¿Por qué existía ese lugar donde se podía estar mejor que en casa?
¿Por qué le gustaba un poco el olor del solar casi pestilente?
¿Por qué allí la gente entraba y salía, pasaba y hablaba a gritos, sin
que los padres de su amiga le dieran la menor importancia? Parecían tan
despreocupados... Y el padre era de aquellos que retozaba y jugaba como un
hermano más de sus hijos.
Lo dejaban todo a medio hacer para ir a escuchar la novela, y a esa hora
ninguno gritaba, ni decía una palabra más alta que otra. Y mira que había
vecinos.
Podían jugar durante horas sin que nadie pareciera molestarse, y
después, sin pedir permiso, irse a ver los pececitos de colores que vendía la
vecina de enfrente, los cuales no tenían absolutamente nada que ver con los
guajacones que su hermano pescaba en el agua negra del Castillo de la Punta.

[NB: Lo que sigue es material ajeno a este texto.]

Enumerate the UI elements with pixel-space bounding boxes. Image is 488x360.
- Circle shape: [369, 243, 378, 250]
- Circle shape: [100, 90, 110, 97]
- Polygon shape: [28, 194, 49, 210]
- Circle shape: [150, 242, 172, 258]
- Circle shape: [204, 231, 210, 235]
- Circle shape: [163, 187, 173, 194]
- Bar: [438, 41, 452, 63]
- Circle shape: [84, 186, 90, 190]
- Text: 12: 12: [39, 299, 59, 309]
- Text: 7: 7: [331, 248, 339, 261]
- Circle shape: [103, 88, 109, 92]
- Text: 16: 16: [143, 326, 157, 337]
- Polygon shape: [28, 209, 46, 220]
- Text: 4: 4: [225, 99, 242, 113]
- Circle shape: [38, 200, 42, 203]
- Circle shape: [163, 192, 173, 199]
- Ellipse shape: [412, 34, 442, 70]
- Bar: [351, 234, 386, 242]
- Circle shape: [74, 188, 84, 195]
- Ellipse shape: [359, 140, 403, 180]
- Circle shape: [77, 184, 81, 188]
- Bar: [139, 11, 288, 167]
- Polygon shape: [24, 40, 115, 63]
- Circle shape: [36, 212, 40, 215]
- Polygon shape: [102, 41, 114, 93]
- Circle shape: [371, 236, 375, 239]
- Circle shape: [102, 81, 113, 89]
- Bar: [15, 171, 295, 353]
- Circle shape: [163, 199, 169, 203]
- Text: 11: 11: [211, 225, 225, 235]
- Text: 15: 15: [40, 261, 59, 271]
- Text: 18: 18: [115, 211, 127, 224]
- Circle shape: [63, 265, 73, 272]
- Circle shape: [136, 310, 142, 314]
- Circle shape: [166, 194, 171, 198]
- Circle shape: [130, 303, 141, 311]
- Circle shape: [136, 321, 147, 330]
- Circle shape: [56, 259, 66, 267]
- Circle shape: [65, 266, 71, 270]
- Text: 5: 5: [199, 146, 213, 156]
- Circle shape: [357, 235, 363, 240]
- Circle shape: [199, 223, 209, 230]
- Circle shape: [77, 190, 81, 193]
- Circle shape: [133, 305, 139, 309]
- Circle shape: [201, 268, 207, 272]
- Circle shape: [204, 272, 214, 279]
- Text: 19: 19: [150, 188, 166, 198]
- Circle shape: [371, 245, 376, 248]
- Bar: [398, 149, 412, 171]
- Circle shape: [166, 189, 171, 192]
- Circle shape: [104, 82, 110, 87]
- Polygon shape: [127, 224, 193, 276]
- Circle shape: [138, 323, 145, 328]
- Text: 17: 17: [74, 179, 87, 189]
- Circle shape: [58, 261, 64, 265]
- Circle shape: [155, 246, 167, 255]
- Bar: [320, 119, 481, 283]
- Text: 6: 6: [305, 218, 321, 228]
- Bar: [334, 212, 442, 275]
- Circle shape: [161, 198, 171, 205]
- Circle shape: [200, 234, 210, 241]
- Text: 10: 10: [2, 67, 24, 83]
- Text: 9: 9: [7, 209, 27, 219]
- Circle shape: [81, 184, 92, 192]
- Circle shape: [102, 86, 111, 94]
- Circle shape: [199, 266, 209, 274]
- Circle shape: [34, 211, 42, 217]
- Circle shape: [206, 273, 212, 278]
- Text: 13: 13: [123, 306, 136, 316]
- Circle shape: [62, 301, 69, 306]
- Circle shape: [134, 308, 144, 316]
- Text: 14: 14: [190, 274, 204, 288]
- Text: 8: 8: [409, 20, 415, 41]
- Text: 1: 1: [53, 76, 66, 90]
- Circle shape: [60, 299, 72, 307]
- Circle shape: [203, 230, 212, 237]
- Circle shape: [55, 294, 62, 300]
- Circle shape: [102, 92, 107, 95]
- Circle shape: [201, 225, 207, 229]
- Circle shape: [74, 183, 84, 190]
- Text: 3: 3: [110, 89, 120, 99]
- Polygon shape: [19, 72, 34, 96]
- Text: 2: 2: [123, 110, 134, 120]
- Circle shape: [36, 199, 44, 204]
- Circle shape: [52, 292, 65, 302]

Al llegar la tarde tenía que regresar con el juego de monopolio bajo el
brazo y no debía faltar ninguna pieza. Sin embargo, el hecho de que su padre le
permitiera sacar el juego de casa era una señal de que tampoco era insensible
al extraño aroma de felicidad que respiraba la familia de Elisa. ¡Quería mucho
a Elisa, Lazarita!
¿Por qué pueden los niños querer así?
¿Por qué se pierde esa manera de querer?
Digan lo que digan los que digan otra cosa, uno sólo dijo la verdad: “Los
niños son los que saben querer”.
Un día Elisa no quiso abrir las puertas de su cuarto en el solar. Nunca
más las quiso abrir quién sabe si a nadie o si sólo a su amiga Lázara. Quién
sabe si eran sólo las puertas de su cuarto o también las de su pequeño y bonito
corazón.
Lazarita supo después de ríos de lágrimas que el padre de Elisa, el contento,
el despreocupado, el buen tipo, el juguetón, el amado padre, sol de la casa de
aquella familia feliz en la que se sentía mejor que en la propia, se había ido
en un barco por el Mariel. Se había ido sin decir adiós ni a su bella y alegre
mujer, ni a Elisa, ni a sus otros dos simpáticos hermanos. Lo confirmaron meses
después de que la sospecha comenzara a aflorar.
Años después Lazarita escuchó decir a alguien con gran admiración que el
galante señor se había casado con una americana rica en la Yuma y que le iba muy
bien. Supo también, porque lo vio con sus ojos, que el solar de Elisa se había
derrumbado de repente una noche en que la mayoría de los vecinos dormían allí.